7 March 2006 - 11:13 / to do /
voir / être vu . lire / être lu . voir / se faire voir . lire / se faire lire (2)
DELiRES (suite)
| voir // être vu / se faire voir | voir, je fais // être vue / me faire voir : à la condition d’avoir rejoint une certaine image (impossible) |
| lire // être lu / se faire lire | lire, je fais // être lue, je suis, par moi-même, en analyse / me faire lire, par l’autre, je ne fais pas (ou je commence à le faire ici, ou je l’ai fait en analyse) |
| écrire // être écrit / se faire écrire | écrire : parfois je fais //être écrite, je suis / me faire écrire, que l’on m’écrive : cela m’arrive |
| parler // être parlé / se faire parler | parler : je ne fais pas // être parlée, que je sois parole de l’Autre ou que l’on me parle : oui / me faire parler, je fais, en analyse – et puis tout ce que j’entreprends ici, en fait, l’effort actuel. |
Cependant que l’on observe déjà , ici, que c’est toujours l’un où l’autre des deux mouvements qui est privilégié, au détriment de l’autre.


(la suite plus tard : j’ai égaré le carnet où j’avais pris ces notes…)

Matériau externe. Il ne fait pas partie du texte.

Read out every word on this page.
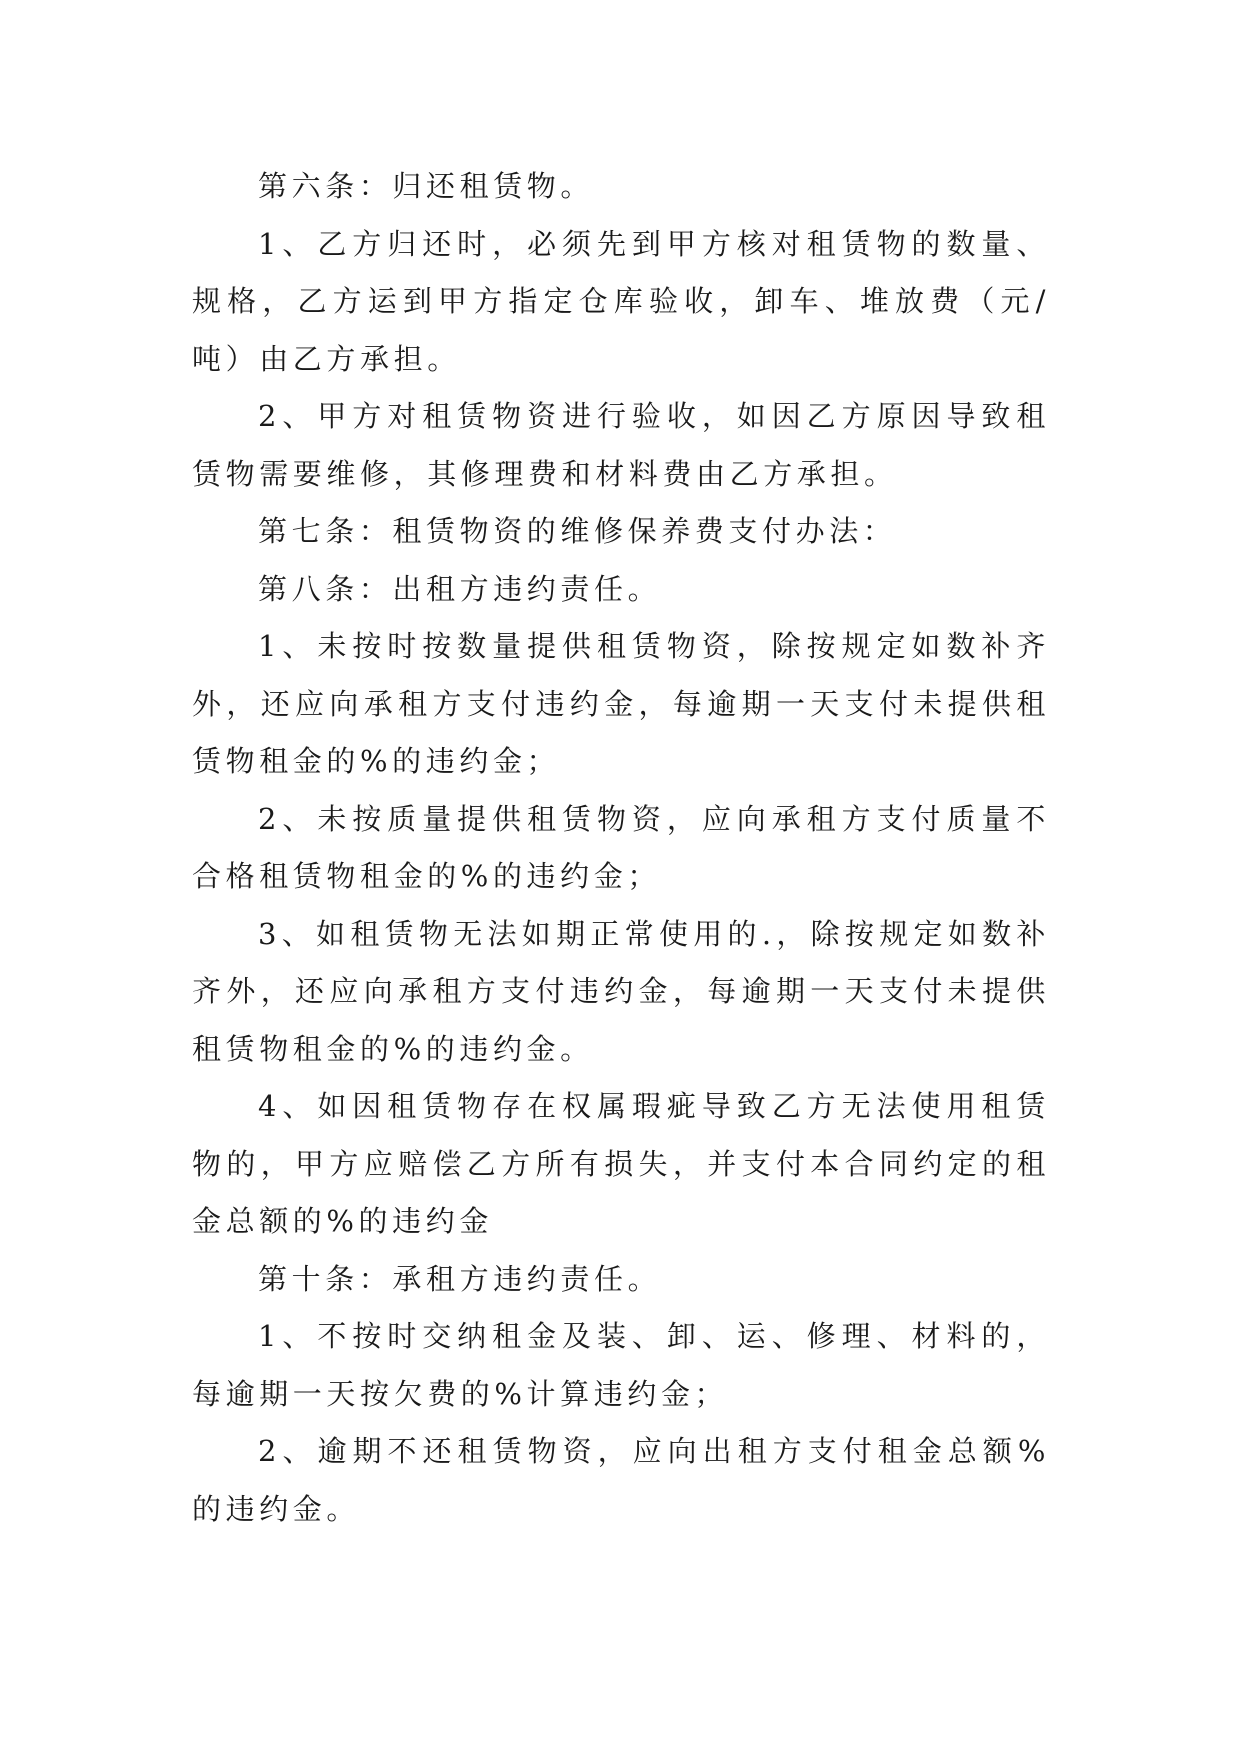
第六条：归还租赁物。

1、乙方归还时，必须先到甲方核对租赁物的数量、规格，乙方运到甲方指定仓库验收，卸车、堆放费（元/吨）由乙方承担。

2、甲方对租赁物资进行验收，如因乙方原因导致租赁物需要维修，其修理费和材料费由乙方承担。

第七条：租赁物资的维修保养费支付办法：

第八条：出租方违约责任。

1、未按时按数量提供租赁物资，除按规定如数补齐外，还应向承租方支付违约金，每逾期一天支付未提供租赁物租金的%的违约金；

2、未按质量提供租赁物资，应向承租方支付质量不合格租赁物租金的%的违约金；

3、如租赁物无法如期正常使用的.，除按规定如数补齐外，还应向承租方支付违约金，每逾期一天支付未提供租赁物租金的%的违约金。

4、如因租赁物存在权属瑕疵导致乙方无法使用租赁物的，甲方应赔偿乙方所有损失，并支付本合同约定的租金总额的%的违约金

第十条：承租方违约责任。

1、不按时交纳租金及装、卸、运、修理、材料的，每逾期一天按欠费的%计算违约金；

2、逾期不还租赁物资，应向出租方支付租金总额%的违约金。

8 March 2006 - 14:52 / autour des tours de la pulsion /
de la pulsion donc, le nouveau sujet
Freud nous introduit maintenant à la pulsion par une voie des plus traditionnelles, faisant usage à tout moment des ressources de la langue, et n’hésitant pas à se fonder sur quelque chose qui n’appartient qu’à certains systèmes linguistiques, les trois voies, active, passive et réfléchie. Mais ce n’est qu’une enveloppe. Nous devons voir qu’autre chose est cette réversion signifiante, autre chose ce qu’il en habille. Ce qui est fondamental, au niveau de chaque pulsion, c’est l’aller et retour où elle se structure. Il est remarquable que Freud ne puisse désigner ces deux pôles qu’en usant de ce quelque chose qui est le verbe. Beschauen und beschaut werden, voir et être vu, quälen et gequält werden, tourmenter et être tourmenté. C’est que dès l’abord, Freud nous présente comme acquis que nulle part du parcours de la pulsion ne peut être séparée de son aller-et-retour, de sa réversion fondamentale, de son caractère circulaire. De même, il est remarquable que, pour illustrer la dimension de cette Verkehrung, il choisisse la Schaulust, la joie de voir, et ce qu’il ne peut désigner autrement que par l’accollement de ces deux termes, le sado-masochisme. Quand il parlera de ces deux pulsions, et plus spécialement du masochisme, il tiendra à bien marquer qu’il n’y a pas deux temps dans ces pulsions, mais trois. Il faut bien distinguer le retour en circuit de la pulsion de ce qui apparaît – mais aussi bien de ne pas apparaître, – dans un troisième temps. A savoir l’apparition d’ein neues Subjekt qu’il faut entendre ainsi – non pas qu’il y en aurait déjà un, à savoir le sujet de la pulsion, mais qu’il est nouveau de voir apparaître un sujet. Ce sujet, qui est proprement l’autre, apparaît en tant que la pulsion a pu fermer son cours circulaire. C’est seulement avec son apparition au niveau de l’autre que peut être réalisé ce qu’il en est de la fonction de la pulsion. Jacques Lacan, Le séminaire, Livre XI, Les quatre concepts fondamentaux de la psychanalyse, p. 162.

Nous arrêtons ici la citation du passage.